Always a worry (but never a surprise) when Court of Appeal judges start off a judgment by saying that the case “has a tortuous procedural history”, is “highly technical” and involves “Byzantine… provisions” of immigration law. Firdaws v Secretary of State for the Home Department  EWCA Civ 1310 is the latest in a long line of cases where senior judges have deprecated the complexity and obscurity of the UK immigration system.
The core issue was whether Mr Firdaws had a right of appeal against a refusal of a human rights claim made after his leave had expired. The Home Office’s position was that Mr Firdaws did not have a right of appeal before 6 April 2015 because the decision to refuse him was not an “immigration decision” under the old version of section 82(2)(d) of the Nationality, Immigration and Asylum Act 2002. Under the old version of section 82, a refusal to grant someone leave to remain when they were already here without leave was not a decision which could be appealed to the tribunal.
This all changed when the Immigration Act 2014 came in.
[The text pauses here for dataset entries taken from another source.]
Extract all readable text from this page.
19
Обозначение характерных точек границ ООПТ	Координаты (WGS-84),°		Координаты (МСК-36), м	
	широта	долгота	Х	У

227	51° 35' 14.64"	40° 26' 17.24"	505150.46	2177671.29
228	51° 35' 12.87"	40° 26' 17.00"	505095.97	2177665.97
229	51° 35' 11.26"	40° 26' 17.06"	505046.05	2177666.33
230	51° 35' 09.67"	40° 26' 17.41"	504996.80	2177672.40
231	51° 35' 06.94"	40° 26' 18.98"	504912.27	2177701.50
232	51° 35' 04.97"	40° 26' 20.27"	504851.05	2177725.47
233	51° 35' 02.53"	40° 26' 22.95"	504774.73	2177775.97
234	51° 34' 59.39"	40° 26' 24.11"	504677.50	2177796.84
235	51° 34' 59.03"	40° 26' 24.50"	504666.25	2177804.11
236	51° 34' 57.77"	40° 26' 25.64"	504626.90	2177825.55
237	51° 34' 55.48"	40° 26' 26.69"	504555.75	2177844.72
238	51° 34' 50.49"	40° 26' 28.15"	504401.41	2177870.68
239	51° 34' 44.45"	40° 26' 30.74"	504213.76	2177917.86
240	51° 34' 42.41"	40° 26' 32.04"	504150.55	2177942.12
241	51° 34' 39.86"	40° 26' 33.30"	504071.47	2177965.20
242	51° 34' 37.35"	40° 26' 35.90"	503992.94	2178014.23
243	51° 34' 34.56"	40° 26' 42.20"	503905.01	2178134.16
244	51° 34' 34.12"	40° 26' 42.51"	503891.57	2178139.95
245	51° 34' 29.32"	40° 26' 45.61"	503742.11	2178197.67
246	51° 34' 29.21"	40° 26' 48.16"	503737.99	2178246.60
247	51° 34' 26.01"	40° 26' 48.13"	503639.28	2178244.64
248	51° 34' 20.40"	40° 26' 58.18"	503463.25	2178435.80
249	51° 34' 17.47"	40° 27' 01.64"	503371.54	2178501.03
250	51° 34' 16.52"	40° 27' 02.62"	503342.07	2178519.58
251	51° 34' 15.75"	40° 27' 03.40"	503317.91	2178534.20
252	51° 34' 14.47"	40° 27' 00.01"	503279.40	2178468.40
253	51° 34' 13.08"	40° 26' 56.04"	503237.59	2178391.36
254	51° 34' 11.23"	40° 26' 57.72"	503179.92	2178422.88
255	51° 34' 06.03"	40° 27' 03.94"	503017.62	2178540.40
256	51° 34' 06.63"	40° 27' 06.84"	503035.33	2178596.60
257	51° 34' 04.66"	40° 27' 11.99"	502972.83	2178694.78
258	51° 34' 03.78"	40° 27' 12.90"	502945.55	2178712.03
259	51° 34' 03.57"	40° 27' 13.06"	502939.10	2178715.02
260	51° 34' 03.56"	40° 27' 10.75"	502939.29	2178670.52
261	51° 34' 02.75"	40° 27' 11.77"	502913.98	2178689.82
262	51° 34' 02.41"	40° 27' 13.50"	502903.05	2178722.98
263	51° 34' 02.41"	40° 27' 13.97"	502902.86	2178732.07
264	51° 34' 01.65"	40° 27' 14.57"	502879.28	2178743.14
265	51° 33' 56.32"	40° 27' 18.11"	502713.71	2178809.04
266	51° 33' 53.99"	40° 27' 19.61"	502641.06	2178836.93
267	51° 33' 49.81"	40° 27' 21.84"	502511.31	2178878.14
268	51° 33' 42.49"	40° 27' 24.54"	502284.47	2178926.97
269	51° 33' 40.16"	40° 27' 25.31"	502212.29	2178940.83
It allowed appeals against refusals of human rights claim regardless of whether the person was here lawfully or not.
This change didn’t happen overnight, though. It came in phases through four commencement orders between July 2014 and April 2015.
It was the wording of the third and fourth orders which caused the problems. Mr Firdaws argued that they omitted to restrict the right of appeal in his particular circumstances, relying on a close reading of the text of the interlocking statutory instruments [you can spare us the gory details — Ed.].
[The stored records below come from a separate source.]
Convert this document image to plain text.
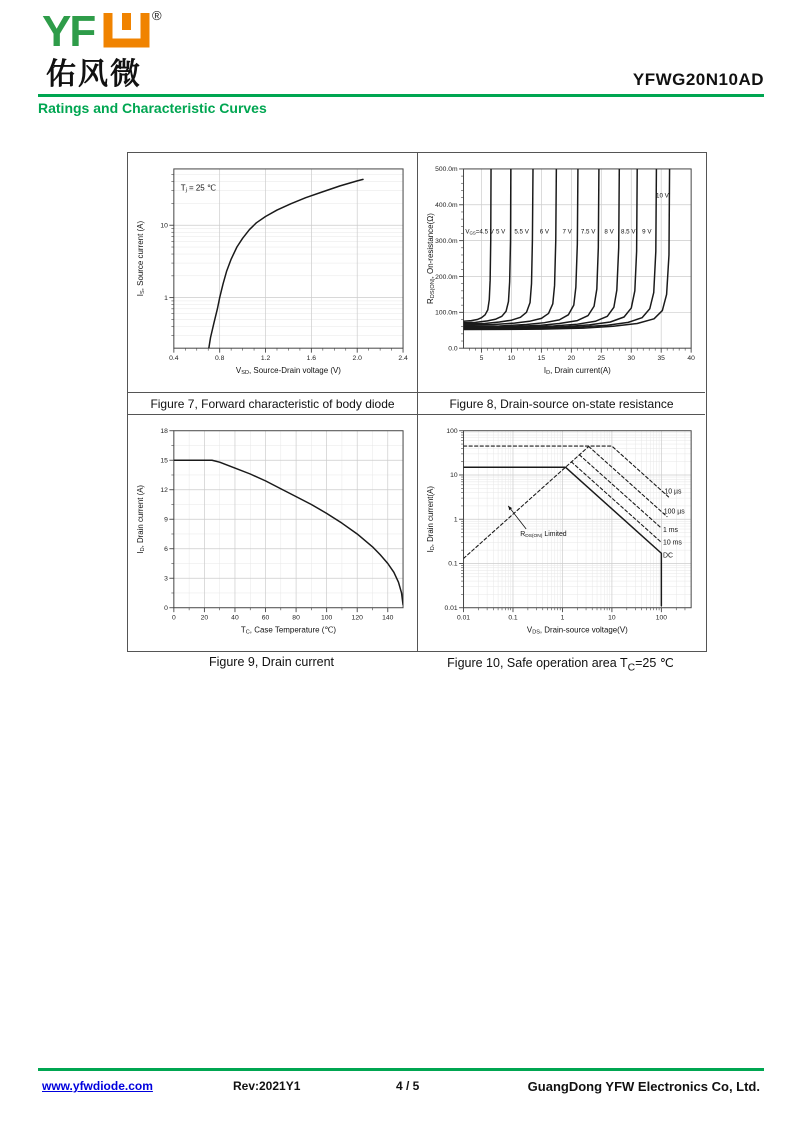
YF	®
佑风微	YFWG20N10AD
Ratings and Characteristic Curves
0.4	0.8	1.2	1.6	2.0	2.4
1
10
VSD, Source-Drain voltage (V)
IS, Source current (A)
Tj = 25 ℃
5	10	15	20	25	30	35	40
0.0
100.0m
200.0m
300.0m
400.0m
500.0m
ID, Drain current(A)
RDS(ON), On-resistance(Ω)	VGS=4.5 V 5 V 5.5 V 6 V 7 V 7.5 V 8 V 8.5 V 9 V
10 V
Figure 7, Forward characteristic of body diode	Figure 8, Drain-source on-state resistance
0	20	40	60	80	100	120	140
0
3
6
9
12
15
18
TC, Case Temperature (℃)
ID, Drain current (A)
0.01	0.1	1	10	100
0.01
0.1
1
10
100
VDS, Drain-source voltage(V)
ID, Drain current(A)	10 µs
100 µs
1 ms
10 ms
DC
RDS(ON) Limited
Figure 9, Drain current	Figure 10, Safe operation area $T_C=25$ ℃
www.yfwdiode.com	Rev:2021Y1	4 / 5	GuangDong YFW Electronics Co, Ltd.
Kudos to Mr Firdaws’s counsel for coming up with this extremely complex argument but a very miffed Lord Justice Irwin, dismissing the appeal, said that whilst this was the literal meaning of the provision:
This conclusion, born of the rebarbative drafting of these commencement orders, produces an absurd result. If applied, it would mean that the Appellant, having had no right of appeal before the 2014 Act, and no right of appeal during the currency of Commencement Orders 1 to 3 inclusive, acquired a right of appeal when Commencement Order 4 came into force on 6 April 2015. It would also give rise to the absurd consequence that, had this Appellant attempted an appeal earlier, he would have failed, whereas because he delayed so very long, he has acquired a right of appeal he previously lacked.
The final paragraph of the judgment reflects the sad reality of how broken our immigration system has become and how desperately wholesale reform is needed:
I cannot conclude without commenting, not for the first time, on the extreme complexity and obscurity of drafting in the field of immigration law, as exemplified by these Commencement Orders. Such drafting as this serves to conceal rather than reveal meaning. It confuses even the expert legally qualified reader, never mind those affected by the provisions. In this instance, the drafting has produced a perverse result. Such an approach is firmly to be deprecated.
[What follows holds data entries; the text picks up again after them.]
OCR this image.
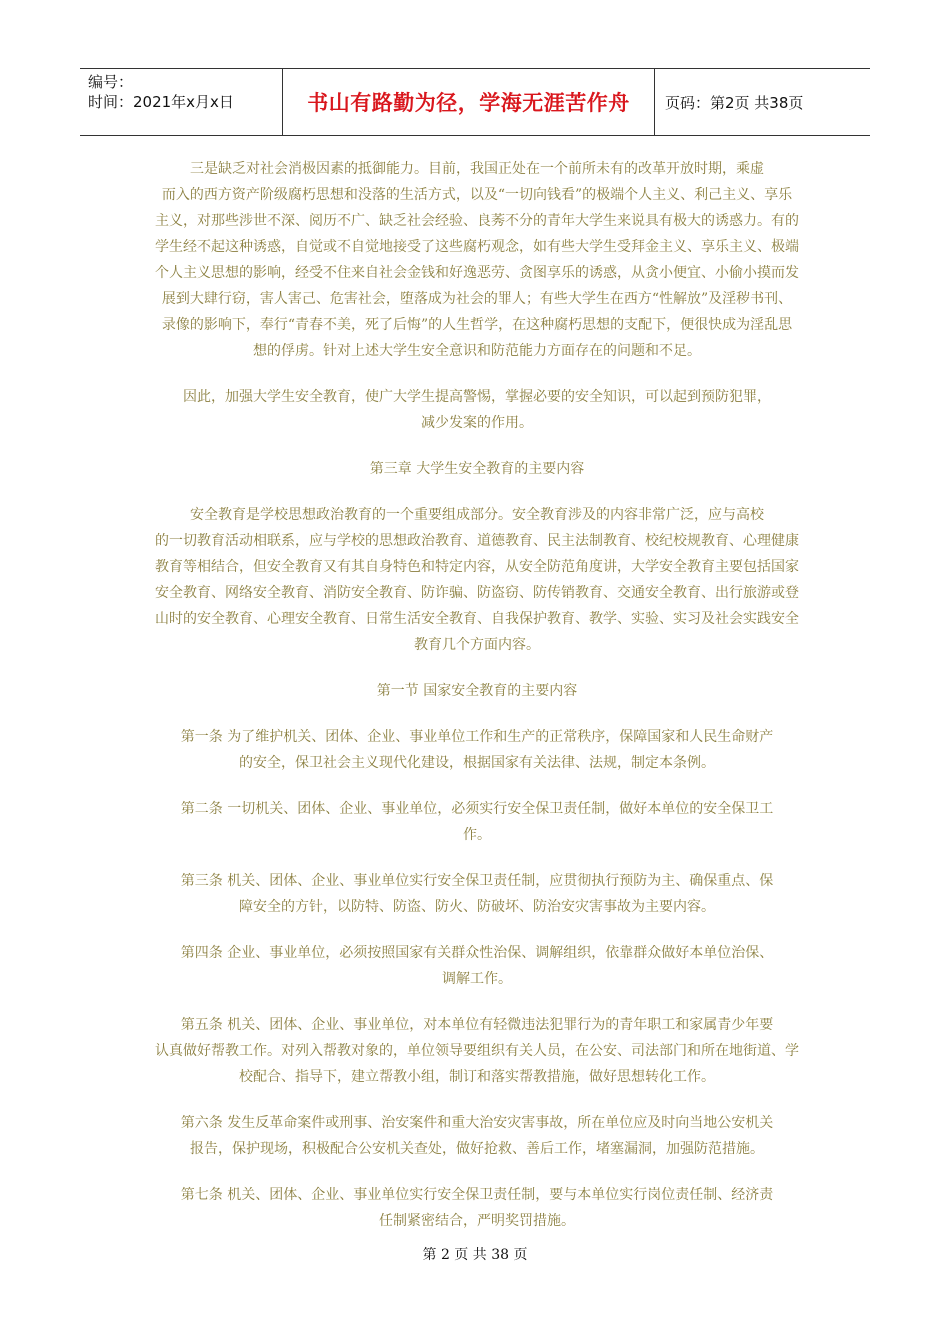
编号：
时间：2021年x月x日	书山有路勤为径，学海无涯苦作舟	页码：第2页 共38页
三是缺乏对社会消极因素的抵御能力。目前，我国正处在一个前所未有的改革开放时期，乘虚
而入的西方资产阶级腐朽思想和没落的生活方式，以及“一切向钱看”的极端个人主义、利己主义、享乐
主义，对那些涉世不深、阅历不广、缺乏社会经验、良莠不分的青年大学生来说具有极大的诱惑力。有的
学生经不起这种诱惑，自觉或不自觉地接受了这些腐朽观念，如有些大学生受拜金主义、享乐主义、极端
个人主义思想的影响，经受不住来自社会金钱和好逸恶劳、贪图享乐的诱惑，从贪小便宜、小偷小摸而发
展到大肆行窃，害人害己、危害社会，堕落成为社会的罪人；有些大学生在西方“性解放”及淫秽书刊、
录像的影响下，奉行“青春不美，死了后悔”的人生哲学，在这种腐朽思想的支配下，便很快成为淫乱思
想的俘虏。针对上述大学生安全意识和防范能力方面存在的问题和不足。
因此，加强大学生安全教育，使广大学生提高警惕，掌握必要的安全知识，可以起到预防犯罪，
减少发案的作用。
第三章 大学生安全教育的主要内容
安全教育是学校思想政治教育的一个重要组成部分。安全教育涉及的内容非常广泛，应与高校
的一切教育活动相联系，应与学校的思想政治教育、道德教育、民主法制教育、校纪校规教育、心理健康
教育等相结合，但安全教育又有其自身特色和特定内容，从安全防范角度讲，大学安全教育主要包括国家
安全教育、网络安全教育、消防安全教育、防诈骗、防盗窃、防传销教育、交通安全教育、出行旅游或登
山时的安全教育、心理安全教育、日常生活安全教育、自我保护教育、教学、实验、实习及社会实践安全
教育几个方面内容。
第一节 国家安全教育的主要内容
第一条 为了维护机关、团体、企业、事业单位工作和生产的正常秩序，保障国家和人民生命财产
的安全，保卫社会主义现代化建设，根据国家有关法律、法规，制定本条例。
第二条 一切机关、团体、企业、事业单位，必须实行安全保卫责任制，做好本单位的安全保卫工
作。
第三条 机关、团体、企业、事业单位实行安全保卫责任制，应贯彻执行预防为主、确保重点、保
障安全的方针，以防特、防盗、防火、防破坏、防治安灾害事故为主要内容。
第四条 企业、事业单位，必须按照国家有关群众性治保、调解组织，依靠群众做好本单位治保、
调解工作。
第五条 机关、团体、企业、事业单位，对本单位有轻微违法犯罪行为的青年职工和家属青少年要
认真做好帮教工作。对列入帮教对象的，单位领导要组织有关人员，在公安、司法部门和所在地街道、学
校配合、指导下，建立帮教小组，制订和落实帮教措施，做好思想转化工作。
第六条 发生反革命案件或刑事、治安案件和重大治安灾害事故，所在单位应及时向当地公安机关
报告，保护现场，积极配合公安机关查处，做好抢救、善后工作，堵塞漏洞，加强防范措施。
第七条 机关、团体、企业、事业单位实行安全保卫责任制，要与本单位实行岗位责任制、经济责
任制紧密结合，严明奖罚措施。
第 2 页 共 38 页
It is embarrassing as a practitioner to regularly have to say to clients that there is no clear answer to their situation and they essentially need to take a gamble on something as important as their immigration status.
To some extent, progress has been made with the Law Commission finally stepping in and producing a consultation paper on simplification of the Immigration Rules earlier this year. I led the consultation response on behalf of the Law Society of Scotland and highlighted the issues practitioners face with interpreting and applying immigration law day to day. The stark reality, though, is that any reform is likely to take years.